Spanning about 10 acres, the fire threatened a few homes when it started, according to Jason Curry, spokesman for the Utah Division of Forestry, Fire and State Lands.

"Based on some really good firefighting tactics, we were able to save all those cabins that were within a few feet of the fire," Curry said.

The fire was 45 percent contained by Monday evening, with full containment expected by the day's end.

The Patch Springs Fire in Tooele County, which shut down state Route 199 until late Sunday evening, consumed eight structures in nearby Willow Springs and threatened homes in Terra, just a half-mile away.

Patch Springs had reached 31,010 acres and 71 percent containment as of Monday. Crews expect full containment by Wednesday night.

Fire crews curbed the fire and remained on the south and southeast end of the fire to prevent it from creeping back over into the nearby towns.

As of Monday, things had died down, according to John Zapell, spokesman for the Patch Springs Fire.

Crews continued to make progress on other fires throughout Utah.
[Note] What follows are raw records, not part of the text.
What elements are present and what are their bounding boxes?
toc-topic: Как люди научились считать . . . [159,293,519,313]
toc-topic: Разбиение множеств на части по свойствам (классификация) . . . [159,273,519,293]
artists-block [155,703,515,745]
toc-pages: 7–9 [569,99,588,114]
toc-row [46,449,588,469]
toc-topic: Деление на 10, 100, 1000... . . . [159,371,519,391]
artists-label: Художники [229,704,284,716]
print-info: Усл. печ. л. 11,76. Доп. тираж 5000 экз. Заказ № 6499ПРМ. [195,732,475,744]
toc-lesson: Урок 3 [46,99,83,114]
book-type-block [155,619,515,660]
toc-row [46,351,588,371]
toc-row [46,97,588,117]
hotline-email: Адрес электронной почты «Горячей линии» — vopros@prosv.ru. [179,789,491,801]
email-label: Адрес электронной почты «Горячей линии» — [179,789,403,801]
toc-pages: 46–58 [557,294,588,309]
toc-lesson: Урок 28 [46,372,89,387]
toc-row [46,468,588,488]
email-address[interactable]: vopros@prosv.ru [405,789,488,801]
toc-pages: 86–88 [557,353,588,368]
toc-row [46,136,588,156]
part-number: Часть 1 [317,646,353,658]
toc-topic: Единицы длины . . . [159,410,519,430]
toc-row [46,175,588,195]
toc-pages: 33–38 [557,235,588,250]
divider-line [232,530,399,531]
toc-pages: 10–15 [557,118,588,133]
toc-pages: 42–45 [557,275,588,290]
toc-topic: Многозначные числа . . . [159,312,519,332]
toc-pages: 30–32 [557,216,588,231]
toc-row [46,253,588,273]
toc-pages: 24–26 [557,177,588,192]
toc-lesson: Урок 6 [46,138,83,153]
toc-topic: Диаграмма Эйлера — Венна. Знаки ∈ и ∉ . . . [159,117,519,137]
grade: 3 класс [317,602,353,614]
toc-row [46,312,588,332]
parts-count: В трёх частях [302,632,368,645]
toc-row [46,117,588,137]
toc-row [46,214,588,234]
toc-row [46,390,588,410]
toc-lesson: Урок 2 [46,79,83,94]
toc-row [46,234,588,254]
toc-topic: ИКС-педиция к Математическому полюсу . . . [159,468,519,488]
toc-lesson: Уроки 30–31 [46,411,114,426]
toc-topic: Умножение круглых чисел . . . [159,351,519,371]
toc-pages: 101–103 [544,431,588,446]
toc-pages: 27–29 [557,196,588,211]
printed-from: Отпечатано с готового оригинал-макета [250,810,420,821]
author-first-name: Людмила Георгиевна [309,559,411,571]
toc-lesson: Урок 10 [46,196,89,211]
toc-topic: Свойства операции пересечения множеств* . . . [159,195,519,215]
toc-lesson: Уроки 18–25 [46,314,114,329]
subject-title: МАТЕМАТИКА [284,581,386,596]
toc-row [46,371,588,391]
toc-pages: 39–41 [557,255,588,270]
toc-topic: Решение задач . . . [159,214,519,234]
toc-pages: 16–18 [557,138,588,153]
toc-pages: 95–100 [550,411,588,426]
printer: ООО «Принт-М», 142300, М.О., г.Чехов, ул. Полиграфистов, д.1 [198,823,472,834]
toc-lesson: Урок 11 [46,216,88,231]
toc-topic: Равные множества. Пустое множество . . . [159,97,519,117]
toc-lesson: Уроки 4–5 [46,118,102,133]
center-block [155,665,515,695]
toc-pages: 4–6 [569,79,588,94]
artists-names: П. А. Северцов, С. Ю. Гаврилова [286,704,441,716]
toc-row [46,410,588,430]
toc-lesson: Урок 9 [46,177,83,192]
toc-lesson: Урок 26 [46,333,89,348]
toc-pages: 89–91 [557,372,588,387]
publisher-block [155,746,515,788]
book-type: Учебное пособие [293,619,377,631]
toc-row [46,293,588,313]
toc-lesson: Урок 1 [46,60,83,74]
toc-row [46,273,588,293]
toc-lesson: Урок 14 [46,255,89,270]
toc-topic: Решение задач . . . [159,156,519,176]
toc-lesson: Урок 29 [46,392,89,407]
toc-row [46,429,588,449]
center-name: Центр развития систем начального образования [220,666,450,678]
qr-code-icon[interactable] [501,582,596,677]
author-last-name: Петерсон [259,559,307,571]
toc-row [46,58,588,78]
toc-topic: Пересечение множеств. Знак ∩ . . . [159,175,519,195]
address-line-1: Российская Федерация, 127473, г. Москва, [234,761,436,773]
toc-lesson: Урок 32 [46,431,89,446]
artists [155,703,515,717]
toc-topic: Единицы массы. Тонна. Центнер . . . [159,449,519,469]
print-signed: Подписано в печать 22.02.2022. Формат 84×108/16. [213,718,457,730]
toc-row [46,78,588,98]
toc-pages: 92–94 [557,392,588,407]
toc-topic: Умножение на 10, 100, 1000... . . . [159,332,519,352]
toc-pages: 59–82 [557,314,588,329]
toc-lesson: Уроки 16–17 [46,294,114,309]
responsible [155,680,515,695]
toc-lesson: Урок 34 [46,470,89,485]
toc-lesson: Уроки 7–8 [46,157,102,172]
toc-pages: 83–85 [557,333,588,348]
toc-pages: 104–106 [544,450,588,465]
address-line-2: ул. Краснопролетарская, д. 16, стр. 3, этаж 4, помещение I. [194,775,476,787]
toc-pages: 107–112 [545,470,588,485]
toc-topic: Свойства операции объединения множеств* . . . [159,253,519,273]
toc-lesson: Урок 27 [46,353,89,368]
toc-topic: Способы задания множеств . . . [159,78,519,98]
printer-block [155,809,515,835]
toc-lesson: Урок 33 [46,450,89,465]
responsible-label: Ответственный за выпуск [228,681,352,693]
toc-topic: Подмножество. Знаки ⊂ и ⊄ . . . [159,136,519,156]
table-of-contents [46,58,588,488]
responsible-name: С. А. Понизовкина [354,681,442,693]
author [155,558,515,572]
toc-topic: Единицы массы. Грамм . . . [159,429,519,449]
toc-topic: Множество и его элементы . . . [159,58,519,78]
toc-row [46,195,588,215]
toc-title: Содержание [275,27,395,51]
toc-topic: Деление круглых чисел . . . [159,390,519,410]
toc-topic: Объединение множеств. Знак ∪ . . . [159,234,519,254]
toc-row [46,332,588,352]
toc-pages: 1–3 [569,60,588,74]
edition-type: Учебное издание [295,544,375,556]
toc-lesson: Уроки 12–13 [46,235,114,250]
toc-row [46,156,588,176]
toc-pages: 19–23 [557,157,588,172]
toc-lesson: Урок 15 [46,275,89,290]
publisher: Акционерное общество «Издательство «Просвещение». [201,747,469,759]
Rockport Fire: Although residents were allowed to return home Monday, they were not able to rest for long. The National Weather Service issued a flash flood warning about 4 p.m. Monday. The anticipated heavy rain could cause debris flow within burn scar areas, officials said.

State Fire: Command of the State Fire was transferred to a Type 3 team, Monday morning. It was 85 percent contained and had burned 29,827 acres. Some firefighters have left the scene to return home or fight other fires. Crews will remain on hand to finish cleaning up the fire.

Farmington Spine Fire: Crews remained on hand after the fire was 100 percent contained Sunday to clean up operations and check for remaining hot spots. Starting Tuesday, the fire will be monitored for a week. All previously closed areas were reopened Monday. The fire was human caused and burned 58 acres.

Millville Fire: The fire that had been raging for a week was 40 percent contained and had burned 2,864 acres by Sunday night. Firefighters kept the flames from spreading by performing helicopter drops of water and retardant.

They did not have an air attack Monday, slowing the fight against the fire. Crews set up a mobile retardant plant, but officials expressed a need for air support in successfully suppressing the fire Tuesday.

Evacuation orders for the Blacksmith Fork Canyon were still in place Monday, though officials reported they had received pressure to open the canyon for the beginning of the deer hunt in Utah and the Top of Utah Marathon on Aug. 28.

Big Canyon Fire: This fire began 30 miles north of Green River on Aug. 13. Crews had not contained the 84-acre fire as of Monday but planned to hold and strengthen the Dilly Canyon fire line to keep it from spreading to the west.

Grace Fire: This fire began Aug. 14 in the Dixie National Forest, near Hells Backbone Bridge and Salt Gulch. Crews are daily watching and assessing the needs of the fire that has reached 249 acres. They will prevent the fire from spreading, but will not put resources toward extinguishing the fire. The fire is expected to burn for 30 or more days, according to fire officials.

Mount Elmer Fire: Burning since Aug. 9, this fire is about 264 acres wide. The fire is being watched, but no crews are on the scene because of higher-priority fires elsewhere.

Middle Creek Fire: Reported on Aug. 14, this 80-acre fire was 5 percent contained Monday. More resources have been ordered to supplement the 20-person crew, five-person squad, three engines, helicopter, two volunteer fire department water tenders and overhead crews. They were able to create a line on the west side of the fire.

Santaquin Pole Fire grew to 50 acres Monday. The lightning-caused fire began around 3 p.m. Saturday. On Sunday, crews dropped several loads of retardant in the path of the fire, according to officials, who had not yet reported fire containment.

Tank Fire: Progress on the fire remained unchanged Monday, with 50 percent containment and 94 acres consumed. It began north of U.S. 6 in Spanish Fork Canyon.

222 Fire: Crews secured a perimeter around the fire Sunday night. The fire was reported 95 percent contained late Monday with full containment expected Tuesday. An estimated 1,631 acres have burned in the fire that began 15 miles south of Eureka in Juab County.